Oui, finalement ils existent, tous ces domaines qu’on connaît depuis les guerres de religion. On a vraiment retrouvé des documents d’époque retraçant l’histoire de Nampilly : origines du blason, plan du domaine ou des fermes, gravures du château… Nous avons même entre les mains le manuscrit original de Tempête sur Nampilly, avec ses repentirs, ses ajouts et suppressions, ses incessantes réécritures (peut-être les découvrirez-vous bientôt sur ce blog…).

Pour mieux s’y retrouver, les rédacteurs de ce Bulletin spécial n’ont pas reculé devant un travail monstre : recenser tous les lieux et personnages de Nampilly dans un dictionnaire. Bon, d’accord, un petit dictionnaire, mais quand même… On y apprend bien des choses. Qui saurait dire ce qu’était Au Pschitt, qui était Foxie, quel était le métier de Thérard, comment se prénommait la marquise de Pontchevrain ?
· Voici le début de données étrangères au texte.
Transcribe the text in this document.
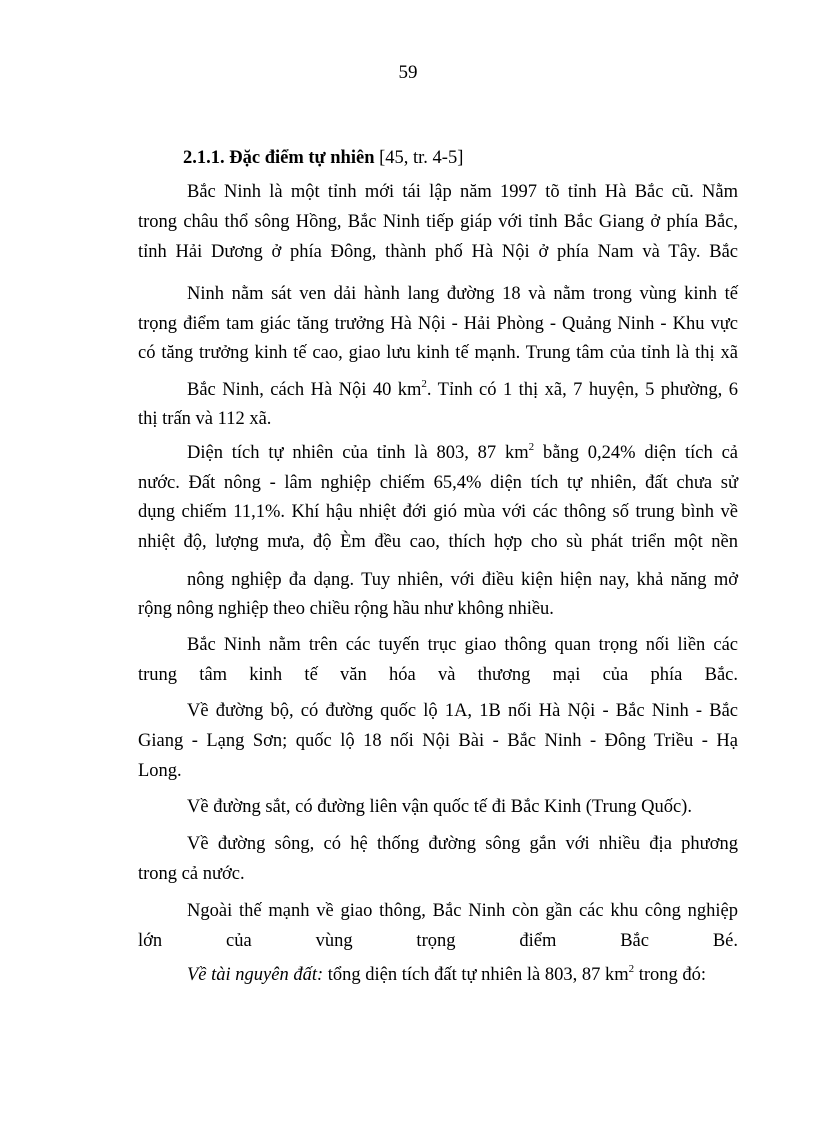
59
2.1.1. Đặc điểm tự nhiên [45, tr. 4-5]
Bắc Ninh là một tỉnh mới tái lập năm 1997 tõ tỉnh Hà Bắc cũ. Nằm
trong châu thổ sông Hồng, Bắc Ninh tiếp giáp với tỉnh Bắc Giang ở phía Bắc,
tỉnh Hải Dương ở phía Đông, thành phố Hà Nội ở phía Nam và Tây. Bắc
Ninh nằm sát ven dải hành lang đường 18 và nằm trong vùng kinh tế
trọng điểm tam giác tăng trưởng Hà Nội - Hải Phòng - Quảng Ninh - Khu vực
có tăng trưởng kinh tế cao, giao lưu kinh tế mạnh. Trung tâm của tỉnh là thị xã
Bắc Ninh, cách Hà Nội 40 $km^2$. Tỉnh có 1 thị xã, 7 huyện, 5 phường, 6
thị trấn và 112 xã.
Diện tích tự nhiên của tỉnh là 803, 87 $km^2$ bằng 0,24% diện tích cả
nước. Đất nông - lâm nghiệp chiếm 65,4% diện tích tự nhiên, đất chưa sử
dụng chiếm 11,1%. Khí hậu nhiệt đới gió mùa với các thông số trung bình về
nhiệt độ, lượng mưa, độ Èm đều cao, thích hợp cho sù phát triển một nền
nông nghiệp đa dạng. Tuy nhiên, với điều kiện hiện nay, khả năng mở
rộng nông nghiệp theo chiều rộng hầu như không nhiều.
Bắc Ninh nằm trên các tuyến trục giao thông quan trọng nối liền các
trung tâm kinh tế văn hóa và thương mại của phía Bắc.
Về đường bộ, có đường quốc lộ 1A, 1B nối Hà Nội - Bắc Ninh - Bắc
Giang - Lạng Sơn; quốc lộ 18 nối Nội Bài - Bắc Ninh - Đông Triều - Hạ
Long.
Về đường sắt, có đường liên vận quốc tế đi Bắc Kinh (Trung Quốc).
Về đường sông, có hệ thống đường sông gắn với nhiều địa phương
trong cả nước.
Ngoài thế mạnh về giao thông, Bắc Ninh còn gần các khu công nghiệp
lớn của vùng trọng điểm Bắc Bé.
Về tài nguyên đất: tổng diện tích đất tự nhiên là 803, 87 $km^2$ trong đó:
Tant qu’à être dans les dictionnaires, élargissons les thèmes pour lister, après les lieux et les personnages, tous les romans de Bruno Saint-Hill (et ses divers pseudonymes). Avez-vous déjà compté ? Non ? Eh bien on arrive à… roulement de tambour… 39 romans ! Dommage, à un près, ça faisait un compte rond. Le Bulletin propose pour chaque livre une note, pour vingt-quatre d’entre eux une fiche de lecture complète et même pour Swedenborg deux fiches de lecture !

Les romans signés Fondal (auxquels la légende refusera sans doute toujours la signature de Bruno Saint-Hill…) ont même droit à une présentation spéciale, pour mieux les réunir et les étudier. Comment est-on passé de Foncine et Dalens à Foncine, Dalens et Saint-Hill ? Comment s'organisait cette écriture à six mains ? Et présentation des personnages, et dissection des sous-terrains de Fontvive (avec un courrier de Pierre Joubert pour affiner les descriptions) etc, etc… Tiens, en aparte, savez-vous qu’il existe dans un tiroir un manuscrit de Fondal, entièrement de la main de Bruno Saint-Hill, dont l'action se déroule à peu près à l'époque de L’Affaire Marmouset ? Aura-t-on la chance de le découvrir un jour ?

En attendant, pour se consoler, on lira Aux temps heureux de la Libération, ultime cadeau de ce Bulletin, une nouvelle inédite de cinq pages (des grandes pages !), illustrée pour l’occasion par Bernard Dufossé. Scoute, bien sûr, et dans le plus pur esprit Signe de Piste.